The issues were found in Conexus telemetry technology, which uses wireless radio frequency (RF) channels to enable Medtronic programmers and monitoring accessories to remotely transfer data from a patient’s cardiac device to a specific healthcare clinic.
Clinicians use the technology to display and print device information in real-time and programme implanted device settings.
Transmitted data is not encrypted and does not require authentication or authorisation. This could be exploited to enable an unauthorised individual to access and alter the devices.

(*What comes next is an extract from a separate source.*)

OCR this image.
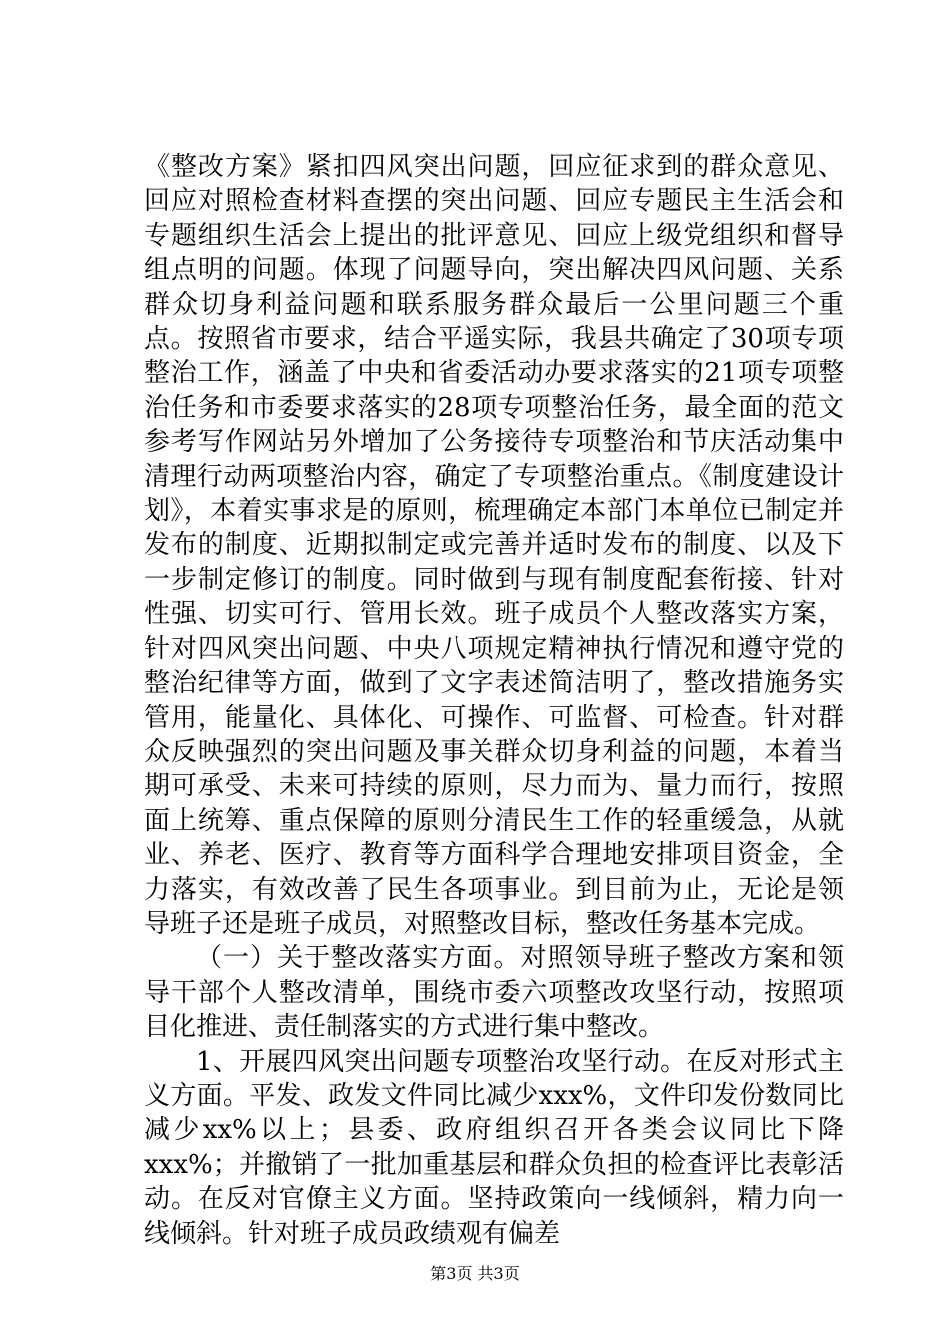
《整改方案》紧扣四风突出问题，回应征求到的群众意见、回应对照检查材料查摆的突出问题、回应专题民主生活会和专题组织生活会上提出的批评意见、回应上级党组织和督导组点明的问题。体现了问题导向，突出解决四风问题、关系群众切身利益问题和联系服务群众最后一公里问题三个重点。按照省市要求，结合平遥实际，我县共确定了30项专项整治工作，涵盖了中央和省委活动办要求落实的21项专项整治任务和市委要求落实的28项专项整治任务，最全面的范文参考写作网站另外增加了公务接待专项整治和节庆活动集中清理行动两项整治内容，确定了专项整治重点。《制度建设计划》，本着实事求是的原则，梳理确定本部门本单位已制定并发布的制度、近期拟制定或完善并适时发布的制度、以及下一步制定修订的制度。同时做到与现有制度配套衔接、针对性强、切实可行、管用长效。班子成员个人整改落实方案，针对四风突出问题、中央八项规定精神执行情况和遵守党的整治纪律等方面，做到了文字表述简洁明了，整改措施务实管用，能量化、具体化、可操作、可监督、可检查。针对群众反映强烈的突出问题及事关群众切身利益的问题，本着当期可承受、未来可持续的原则，尽力而为、量力而行，按照面上统筹、重点保障的原则分清民生工作的轻重缓急，从就业、养老、医疗、教育等方面科学合理地安排项目资金，全力落实，有效改善了民生各项事业。到目前为止，无论是领导班子还是班子成员，对照整改目标，整改任务基本完成。

（一）关于整改落实方面。对照领导班子整改方案和领导干部个人整改清单，围绕市委六项整改攻坚行动，按照项目化推进、责任制落实的方式进行集中整改。

1、开展四风突出问题专项整治攻坚行动。在反对形式主义方面。平发、政发文件同比减少xxx%，文件印发份数同比减少xx%以上；县委、政府组织召开各类会议同比下降xxx%；并撤销了一批加重基层和群众负担的检查评比表彰活动。在反对官僚主义方面。坚持政策向一线倾斜，精力向一线倾斜。针对班子成员政绩观有偏差

第3页 共3页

The FDA’s alert covers cardiac implantable cardioverter defibrillators (ICD) or cardiac resynchronisation therapy defibrillators (CRT-D) but does not include pacemakers, cardiac resynchronisation pacemakers (CRT-P), CareLink Express monitors or the CareLink Encore Programmer.
The US regulator advised healthcare providers and patients to continue using the devices while Medtronic works on new updates to mitigate the vulnerabilities.
A statement from the FDA read: “The FDA recommends that healthcare providers and patients continue to use these devices as intended and follow device labelling.
“Although the system’s overall design features help safeguard patients, Medtronic is developing updates to further mitigate these cybersecurity vulnerabilities.”
The agency added that no reports have been received regarding any harm to patients due to these cybersecurity issues.
In October last year, Medtronic disabled online updates for some of its CareLink and CareLink Encore programmers, as they were found to be vulnerable to cybersecurity attacks.
The programmers facilitate access to the company’s cardiac implantable electrophysiology devices (CIED), including pacemakers and defibrillators.